I would approach this problem by first analyzing the properties of the materials involved. In this case, we have a 440C steel ball and three different block materials: 440C steel, lead, and copper. Each material has its own unique properties that will affect the outcome of the collision.

To determine the force at impact, we can use the equation F=ma, where F is the force, m is the mass of the steel ball, and a is the acceleration. Since the steel ball is propelled at a constant velocity of 60 feet per second, we can use the equation v^2=u^2 + 2as to find the acceleration. Here, u is the initial velocity of the ball and s is the distance traveled, which is the diameter of the ball (1 inch) divided by 2. Once we have the acceleration, we can plug it into the first equation to find the force at impact.

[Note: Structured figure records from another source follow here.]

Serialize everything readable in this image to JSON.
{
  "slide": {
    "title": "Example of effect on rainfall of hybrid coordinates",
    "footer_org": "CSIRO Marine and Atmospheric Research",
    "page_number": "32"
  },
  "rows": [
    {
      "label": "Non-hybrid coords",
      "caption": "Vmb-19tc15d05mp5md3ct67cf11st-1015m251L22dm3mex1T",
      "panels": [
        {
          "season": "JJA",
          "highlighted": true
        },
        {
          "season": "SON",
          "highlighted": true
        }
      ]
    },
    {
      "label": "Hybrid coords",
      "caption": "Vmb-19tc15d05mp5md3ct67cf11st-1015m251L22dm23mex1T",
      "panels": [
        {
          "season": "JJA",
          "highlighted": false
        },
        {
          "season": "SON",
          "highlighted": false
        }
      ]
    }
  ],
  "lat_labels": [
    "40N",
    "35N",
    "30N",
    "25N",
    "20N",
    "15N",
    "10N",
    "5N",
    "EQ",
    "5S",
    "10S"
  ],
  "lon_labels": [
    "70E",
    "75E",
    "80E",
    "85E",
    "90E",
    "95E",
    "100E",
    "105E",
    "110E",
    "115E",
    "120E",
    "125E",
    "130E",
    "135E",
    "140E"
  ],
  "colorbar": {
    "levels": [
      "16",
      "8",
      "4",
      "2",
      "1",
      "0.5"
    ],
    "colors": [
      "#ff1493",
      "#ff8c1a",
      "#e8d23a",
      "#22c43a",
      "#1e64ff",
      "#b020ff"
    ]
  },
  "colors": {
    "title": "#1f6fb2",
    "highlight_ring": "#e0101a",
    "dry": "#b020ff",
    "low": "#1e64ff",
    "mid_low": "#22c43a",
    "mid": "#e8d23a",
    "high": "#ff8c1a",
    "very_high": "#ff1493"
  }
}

To determine the size of the indentation made in the metal plate, we can use the equation for impact force, F= (4/3)E*sqrt(R), where E is the Young's modulus of the material and R is the radius of the indentation. We can use the material properties provided to calculate the Young's modulus for each material and then solve for R.

For the coefficients of restitution, we can use the equation e= (v2'-v1')/(v1-v2), where v1 and v2 are the initial velocities of the ball and block respectively, and v1' and v2' are the velocities after impact. We can use the equations for velocity and acceleration to calculate the velocities before and after impact.

In summary, to solve this physics/metallurgy problem, we need to analyze the properties of the materials involved, use relevant equations to calculate the force at impact, size of the indentation, and coefficients of restitution for each material. These calculations will provide valuable insights into the collision and deformation between the steel ball and the metal plate. I hope this helps in finding a solution to your problem.